Lung cancer is one of the most common cancers worldwide, causing nearly one million deaths each year. Herein, we present the effect of 2-methoxyestradiol (2-ME), the endogenous metabolite of 17 beta-estradiol (E2), on nonsmall cell lung cancer (NSCLC) cells. We observed that 2-ME reduced the viability of lung adenocarcinoma in two-dimensional (2D) and three-dimensional (3D) spheroidal A549 cell culture models.
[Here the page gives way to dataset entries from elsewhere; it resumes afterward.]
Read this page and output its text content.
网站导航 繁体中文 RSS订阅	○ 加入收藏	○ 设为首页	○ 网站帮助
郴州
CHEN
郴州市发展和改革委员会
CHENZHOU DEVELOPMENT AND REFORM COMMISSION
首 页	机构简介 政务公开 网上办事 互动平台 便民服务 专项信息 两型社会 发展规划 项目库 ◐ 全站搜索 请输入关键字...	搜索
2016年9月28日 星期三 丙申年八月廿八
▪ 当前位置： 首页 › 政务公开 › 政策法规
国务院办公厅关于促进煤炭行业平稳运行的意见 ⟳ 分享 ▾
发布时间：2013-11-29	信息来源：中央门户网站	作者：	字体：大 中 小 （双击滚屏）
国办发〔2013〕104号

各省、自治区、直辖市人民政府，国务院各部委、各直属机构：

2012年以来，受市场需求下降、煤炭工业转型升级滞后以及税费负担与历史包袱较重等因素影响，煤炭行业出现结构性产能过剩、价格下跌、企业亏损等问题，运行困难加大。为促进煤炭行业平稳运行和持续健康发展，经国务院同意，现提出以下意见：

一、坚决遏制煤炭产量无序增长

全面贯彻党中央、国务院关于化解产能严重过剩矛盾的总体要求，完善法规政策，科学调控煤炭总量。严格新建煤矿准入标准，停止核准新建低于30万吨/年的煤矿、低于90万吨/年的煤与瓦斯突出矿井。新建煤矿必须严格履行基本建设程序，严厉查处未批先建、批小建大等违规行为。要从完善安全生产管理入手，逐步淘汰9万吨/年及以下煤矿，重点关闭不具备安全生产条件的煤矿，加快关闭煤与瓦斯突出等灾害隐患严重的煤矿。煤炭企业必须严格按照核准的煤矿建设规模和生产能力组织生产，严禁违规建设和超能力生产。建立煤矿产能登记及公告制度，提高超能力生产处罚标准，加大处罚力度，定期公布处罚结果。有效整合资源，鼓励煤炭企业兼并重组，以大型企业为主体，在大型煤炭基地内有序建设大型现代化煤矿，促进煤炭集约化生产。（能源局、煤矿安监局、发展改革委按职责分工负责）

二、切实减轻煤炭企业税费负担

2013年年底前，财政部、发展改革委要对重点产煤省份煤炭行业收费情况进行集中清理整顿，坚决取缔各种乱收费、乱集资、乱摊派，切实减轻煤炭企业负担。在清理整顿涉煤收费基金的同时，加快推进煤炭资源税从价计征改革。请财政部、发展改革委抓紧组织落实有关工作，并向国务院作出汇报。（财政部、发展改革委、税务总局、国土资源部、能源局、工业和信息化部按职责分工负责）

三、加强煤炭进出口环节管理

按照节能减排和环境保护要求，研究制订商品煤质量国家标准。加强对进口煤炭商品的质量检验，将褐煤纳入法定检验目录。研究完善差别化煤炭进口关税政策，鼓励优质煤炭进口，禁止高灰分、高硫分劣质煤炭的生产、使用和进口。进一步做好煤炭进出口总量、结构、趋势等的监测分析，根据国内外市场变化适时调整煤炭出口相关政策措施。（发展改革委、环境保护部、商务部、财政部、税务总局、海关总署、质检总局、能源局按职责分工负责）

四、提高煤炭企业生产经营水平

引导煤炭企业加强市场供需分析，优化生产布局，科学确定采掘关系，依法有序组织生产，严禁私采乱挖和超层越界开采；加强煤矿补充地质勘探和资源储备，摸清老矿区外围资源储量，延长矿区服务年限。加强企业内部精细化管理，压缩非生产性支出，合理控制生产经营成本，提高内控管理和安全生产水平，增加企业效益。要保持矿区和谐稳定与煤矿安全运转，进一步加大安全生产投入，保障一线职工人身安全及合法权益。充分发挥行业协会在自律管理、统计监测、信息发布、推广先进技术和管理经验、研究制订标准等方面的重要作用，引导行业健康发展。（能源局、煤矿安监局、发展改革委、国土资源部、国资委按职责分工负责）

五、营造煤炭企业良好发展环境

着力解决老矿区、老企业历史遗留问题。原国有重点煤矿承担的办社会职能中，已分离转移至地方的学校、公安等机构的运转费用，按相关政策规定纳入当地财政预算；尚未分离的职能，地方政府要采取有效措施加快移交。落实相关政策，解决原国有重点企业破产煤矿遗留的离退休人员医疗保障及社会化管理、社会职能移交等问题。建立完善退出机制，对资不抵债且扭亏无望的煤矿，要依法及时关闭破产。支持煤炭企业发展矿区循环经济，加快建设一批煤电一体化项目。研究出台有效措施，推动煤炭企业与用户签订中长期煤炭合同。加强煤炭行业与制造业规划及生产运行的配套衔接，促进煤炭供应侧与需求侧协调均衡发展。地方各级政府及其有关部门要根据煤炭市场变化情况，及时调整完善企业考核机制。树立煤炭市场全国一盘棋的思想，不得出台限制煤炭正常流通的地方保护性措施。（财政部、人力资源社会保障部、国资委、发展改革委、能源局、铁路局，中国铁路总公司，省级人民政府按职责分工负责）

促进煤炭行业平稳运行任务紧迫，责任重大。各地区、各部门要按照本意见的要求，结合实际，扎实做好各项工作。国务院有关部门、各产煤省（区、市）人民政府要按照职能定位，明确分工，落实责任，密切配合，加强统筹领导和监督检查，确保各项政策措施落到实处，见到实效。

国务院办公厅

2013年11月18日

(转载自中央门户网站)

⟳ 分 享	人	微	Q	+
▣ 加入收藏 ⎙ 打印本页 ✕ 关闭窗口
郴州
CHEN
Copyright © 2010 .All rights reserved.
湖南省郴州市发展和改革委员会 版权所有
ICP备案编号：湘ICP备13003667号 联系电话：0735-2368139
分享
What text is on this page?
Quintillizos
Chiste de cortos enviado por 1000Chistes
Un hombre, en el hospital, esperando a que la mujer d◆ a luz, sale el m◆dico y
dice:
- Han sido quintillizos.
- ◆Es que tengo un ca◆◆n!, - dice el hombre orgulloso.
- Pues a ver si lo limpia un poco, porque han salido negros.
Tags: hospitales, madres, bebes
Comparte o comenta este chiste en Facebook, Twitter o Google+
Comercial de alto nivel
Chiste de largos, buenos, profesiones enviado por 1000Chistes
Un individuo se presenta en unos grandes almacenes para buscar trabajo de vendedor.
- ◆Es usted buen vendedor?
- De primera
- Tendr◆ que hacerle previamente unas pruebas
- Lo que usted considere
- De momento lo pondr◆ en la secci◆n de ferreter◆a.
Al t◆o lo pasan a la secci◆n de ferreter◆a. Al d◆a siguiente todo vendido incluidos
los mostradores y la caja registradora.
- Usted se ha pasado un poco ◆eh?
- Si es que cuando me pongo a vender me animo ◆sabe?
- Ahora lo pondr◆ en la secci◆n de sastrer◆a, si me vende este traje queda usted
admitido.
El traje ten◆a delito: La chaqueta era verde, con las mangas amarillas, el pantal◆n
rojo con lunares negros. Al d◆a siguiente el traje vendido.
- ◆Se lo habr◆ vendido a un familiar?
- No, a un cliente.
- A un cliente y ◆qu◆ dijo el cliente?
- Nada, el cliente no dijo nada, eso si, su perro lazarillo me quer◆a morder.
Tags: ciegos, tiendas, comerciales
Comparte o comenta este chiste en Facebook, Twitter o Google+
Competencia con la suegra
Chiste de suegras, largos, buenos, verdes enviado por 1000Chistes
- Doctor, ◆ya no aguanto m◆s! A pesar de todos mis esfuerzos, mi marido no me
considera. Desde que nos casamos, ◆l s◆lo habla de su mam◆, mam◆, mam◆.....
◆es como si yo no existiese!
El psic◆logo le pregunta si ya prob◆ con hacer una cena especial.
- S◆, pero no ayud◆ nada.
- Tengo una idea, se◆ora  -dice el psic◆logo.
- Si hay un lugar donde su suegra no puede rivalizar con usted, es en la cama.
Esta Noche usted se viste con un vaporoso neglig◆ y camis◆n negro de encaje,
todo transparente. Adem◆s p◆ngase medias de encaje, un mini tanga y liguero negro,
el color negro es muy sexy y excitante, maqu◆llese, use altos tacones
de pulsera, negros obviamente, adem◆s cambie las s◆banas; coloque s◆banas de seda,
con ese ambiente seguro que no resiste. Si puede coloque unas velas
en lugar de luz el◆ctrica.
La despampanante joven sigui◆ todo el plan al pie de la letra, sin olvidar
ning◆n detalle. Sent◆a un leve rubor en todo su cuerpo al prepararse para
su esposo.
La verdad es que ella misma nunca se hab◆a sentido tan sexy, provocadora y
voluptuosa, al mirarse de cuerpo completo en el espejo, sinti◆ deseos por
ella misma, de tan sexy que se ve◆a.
Molecular modeling was carried out aiming to visualize amino acid residues within binding pockets of the acyl-protein thioesterases, namely 1 (APT1) and 2 (APT2), and thus to identify which ones were more likely involved in the interaction with 2-ME. Our findings suggest that 2-ME acts as an APT1 inhibitor enhancing protein palmitoylation and oxidative stress phenomena in the lung cancer cell. In order to support our data, metabolomics of blood serum from NSCLC patients was also performed. Moreover, computational analysis suggests that 2-ME as compared to other estrogen metabolism intermediates is relatively safe in terms of its possible non-receptor bioactivity within healthy human cells due to a very low electrophilic potential and hence no substantial risk of spontaneous covalent modification of biologically protective nucleophiles. We propose that 2-ME can be used as a selective tumor biomarker in the course of certain types of lung cancers and possibly as a therapeutic adjuvant or neoadjuvant.

Automated summary

Research shows that 2-ME can inhibit the growth of lung cancer cells and increase protein palmitoylation and oxidative stress phenomena. Through metabolomics analysis of blood serum, 2-ME can be used as a selective tumor biomarker in specific types of lung cancer. In addition, computational analysis suggests that 2-ME has relatively safe bioactivity in healthy human cells.